# Partial Least Squares Regression (Pro)

(ORG-5412)

Partial least squares (PLS) is a method for constructing predictive models when there are many factors and they are highly collinear. It is useful for variable selection and dimension reduction

There are two primary reason for using PLS

• Prediction

PLS is most commonly used for constructing predictive model when the the information contained in a large number of original variables and they are highly collinear.

• Interpretation

PLS can be used to discover important features of a large data set. It often reveals relationships that were previously unsuspected, thereby allowing interpretations of the data that may not ordinarily result from examination of the data.

To perform partial least squares in Origin, select Statistics: Multivariate Analysis: Partial Least Square

### How to

The data in the example are reported in Umetrics (1995); the original source is Lindberg, Persson, and Wold (1983). Suppose that the scientist is researching pollution in the Baltic Sea, and they would like to use the spectra of samples of sea water to determine the amounts of three compounds present in samples from the Baltic Sea: lignin sulfonate (pulp industry pollution), humic acids (natural forest products), and detergent (optical whitener).

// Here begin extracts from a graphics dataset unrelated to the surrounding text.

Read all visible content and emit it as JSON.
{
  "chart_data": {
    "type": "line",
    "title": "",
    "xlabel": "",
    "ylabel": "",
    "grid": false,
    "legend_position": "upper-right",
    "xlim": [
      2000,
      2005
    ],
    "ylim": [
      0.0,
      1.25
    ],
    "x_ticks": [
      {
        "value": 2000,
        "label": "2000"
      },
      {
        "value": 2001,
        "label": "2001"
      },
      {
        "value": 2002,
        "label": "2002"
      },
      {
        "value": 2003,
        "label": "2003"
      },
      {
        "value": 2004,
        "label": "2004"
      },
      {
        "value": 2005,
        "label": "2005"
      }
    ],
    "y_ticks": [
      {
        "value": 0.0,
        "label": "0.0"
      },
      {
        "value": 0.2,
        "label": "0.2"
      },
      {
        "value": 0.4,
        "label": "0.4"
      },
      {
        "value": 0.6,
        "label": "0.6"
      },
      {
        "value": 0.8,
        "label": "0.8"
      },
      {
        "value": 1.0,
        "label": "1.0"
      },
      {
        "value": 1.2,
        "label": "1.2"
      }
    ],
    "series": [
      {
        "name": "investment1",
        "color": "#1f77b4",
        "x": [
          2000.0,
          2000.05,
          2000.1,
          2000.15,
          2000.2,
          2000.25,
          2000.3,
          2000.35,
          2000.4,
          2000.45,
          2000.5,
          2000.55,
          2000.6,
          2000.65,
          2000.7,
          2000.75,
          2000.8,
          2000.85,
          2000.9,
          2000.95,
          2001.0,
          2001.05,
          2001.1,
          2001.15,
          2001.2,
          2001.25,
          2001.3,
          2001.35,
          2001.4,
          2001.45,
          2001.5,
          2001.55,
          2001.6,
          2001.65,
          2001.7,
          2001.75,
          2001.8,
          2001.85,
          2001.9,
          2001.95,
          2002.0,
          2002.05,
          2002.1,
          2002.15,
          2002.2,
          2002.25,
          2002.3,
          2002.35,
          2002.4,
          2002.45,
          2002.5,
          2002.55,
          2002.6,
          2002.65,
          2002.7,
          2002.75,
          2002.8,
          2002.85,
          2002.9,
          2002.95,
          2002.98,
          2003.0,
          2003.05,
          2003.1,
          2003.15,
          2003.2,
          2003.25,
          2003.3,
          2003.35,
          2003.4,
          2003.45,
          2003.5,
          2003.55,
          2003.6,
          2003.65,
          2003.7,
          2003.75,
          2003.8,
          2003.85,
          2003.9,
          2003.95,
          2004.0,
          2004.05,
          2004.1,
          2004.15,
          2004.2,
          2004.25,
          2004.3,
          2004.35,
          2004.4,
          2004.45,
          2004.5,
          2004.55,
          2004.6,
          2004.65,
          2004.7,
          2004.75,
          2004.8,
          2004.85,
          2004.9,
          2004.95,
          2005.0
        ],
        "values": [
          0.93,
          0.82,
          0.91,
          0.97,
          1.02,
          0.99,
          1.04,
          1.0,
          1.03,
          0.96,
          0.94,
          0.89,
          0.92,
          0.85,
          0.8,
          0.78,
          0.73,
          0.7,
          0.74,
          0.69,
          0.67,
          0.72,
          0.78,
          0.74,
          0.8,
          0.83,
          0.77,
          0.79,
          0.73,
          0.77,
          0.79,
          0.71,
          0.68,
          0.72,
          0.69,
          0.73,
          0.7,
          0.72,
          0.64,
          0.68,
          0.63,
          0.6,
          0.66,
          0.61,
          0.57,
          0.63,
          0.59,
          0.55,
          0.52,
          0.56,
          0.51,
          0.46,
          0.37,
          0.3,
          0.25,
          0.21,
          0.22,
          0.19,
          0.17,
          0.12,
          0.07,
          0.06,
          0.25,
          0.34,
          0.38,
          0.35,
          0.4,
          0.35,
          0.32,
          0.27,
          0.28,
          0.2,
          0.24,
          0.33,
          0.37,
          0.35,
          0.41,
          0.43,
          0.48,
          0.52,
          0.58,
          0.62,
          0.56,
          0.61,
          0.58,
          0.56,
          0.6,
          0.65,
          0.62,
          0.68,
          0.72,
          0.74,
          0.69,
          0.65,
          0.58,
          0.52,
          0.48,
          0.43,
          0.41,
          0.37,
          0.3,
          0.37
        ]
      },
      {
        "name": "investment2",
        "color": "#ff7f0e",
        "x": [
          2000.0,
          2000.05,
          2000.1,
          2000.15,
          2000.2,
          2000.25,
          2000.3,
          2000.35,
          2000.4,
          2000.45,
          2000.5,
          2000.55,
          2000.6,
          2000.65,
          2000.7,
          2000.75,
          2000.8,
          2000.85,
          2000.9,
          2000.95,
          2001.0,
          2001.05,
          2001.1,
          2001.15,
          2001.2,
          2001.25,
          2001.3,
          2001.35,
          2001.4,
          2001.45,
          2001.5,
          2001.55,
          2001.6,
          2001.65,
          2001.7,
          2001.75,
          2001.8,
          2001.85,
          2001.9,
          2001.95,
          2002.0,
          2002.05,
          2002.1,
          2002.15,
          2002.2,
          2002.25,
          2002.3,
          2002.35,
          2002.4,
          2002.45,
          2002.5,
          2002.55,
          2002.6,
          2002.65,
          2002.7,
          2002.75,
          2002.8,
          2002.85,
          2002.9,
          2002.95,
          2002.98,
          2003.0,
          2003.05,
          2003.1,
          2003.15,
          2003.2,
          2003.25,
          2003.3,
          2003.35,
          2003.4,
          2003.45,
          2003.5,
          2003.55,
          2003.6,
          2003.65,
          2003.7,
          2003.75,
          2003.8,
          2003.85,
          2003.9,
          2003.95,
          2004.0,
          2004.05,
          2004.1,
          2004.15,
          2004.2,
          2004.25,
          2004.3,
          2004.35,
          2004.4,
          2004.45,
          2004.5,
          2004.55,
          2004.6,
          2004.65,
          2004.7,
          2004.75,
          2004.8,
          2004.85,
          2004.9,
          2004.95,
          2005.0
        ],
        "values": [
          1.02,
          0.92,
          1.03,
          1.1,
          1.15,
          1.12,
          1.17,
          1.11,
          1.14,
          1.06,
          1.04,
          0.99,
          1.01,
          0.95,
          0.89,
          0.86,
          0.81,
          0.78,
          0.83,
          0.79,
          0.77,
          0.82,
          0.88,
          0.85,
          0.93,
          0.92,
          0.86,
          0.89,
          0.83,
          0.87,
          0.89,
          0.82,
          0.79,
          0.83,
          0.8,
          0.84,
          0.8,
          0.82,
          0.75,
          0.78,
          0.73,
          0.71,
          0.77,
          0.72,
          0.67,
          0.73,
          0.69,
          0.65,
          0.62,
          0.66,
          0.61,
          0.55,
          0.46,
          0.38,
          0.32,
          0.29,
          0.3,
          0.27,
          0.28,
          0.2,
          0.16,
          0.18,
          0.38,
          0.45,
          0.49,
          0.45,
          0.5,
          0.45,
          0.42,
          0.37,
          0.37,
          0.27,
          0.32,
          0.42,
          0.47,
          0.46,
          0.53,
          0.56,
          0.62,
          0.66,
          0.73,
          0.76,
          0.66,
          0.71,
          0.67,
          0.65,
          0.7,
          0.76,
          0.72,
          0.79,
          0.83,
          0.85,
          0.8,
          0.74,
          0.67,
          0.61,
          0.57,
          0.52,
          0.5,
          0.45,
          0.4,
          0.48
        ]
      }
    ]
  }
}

The scientist also has data of the spectra emission intensities at different frequencies in sample spectrum (v1-v27)

The three compounds of interest are: lignin sulfonate (ls), which is pulp industry pollution; humic acid (ha), a natural forest product; and an optical whitener from detergent (dt).

Partial least square regression can help to establish a model to predict the amounts of three compounds from v1-v27

To Perform the Analysis

1. Activate Sheet1 in Book1. Select Statistics: Multivariate Analysis: Partial Least Square  to open the Partial Least Square dialog
2. In the opened dialog, set column v1 ~ v27 as Independent Variables, column ls, ha, dt as Dependent Variables and set other settings as image below. And click OK button Interpreting Results

1> The Cross Validation table shows that the optimum number of factors to extract, based on Root Mean PRESS. From the foot note we will know the 4 factors is the optimum number of factors to extract.

2> The Variance Explained table reveals the proportion of variance explaned by each factor. In this example, the 1st factor explained 97.46068% varaince for X effects and 41.91546% variance for Y effects

3> The coefficients plots display the coefficients of the X variables for each Y preditor

4> The Variable Importance Plot display the VIP scores for each X variable. The VIP score is a measure of a variable’s importance in modeling both X and Y. If a variable has a small coefficient and a small VIP, then it is a candidate for deletion from the model (Wold,1995). A value of 0.8 is generally considered to be a small VIP (Eriksson et al, 2006) and a red line is drawn on the plot at 0.8.

5> Columns in the PLSResults1 sheet are coefficients values of the X variables for each Y predictor.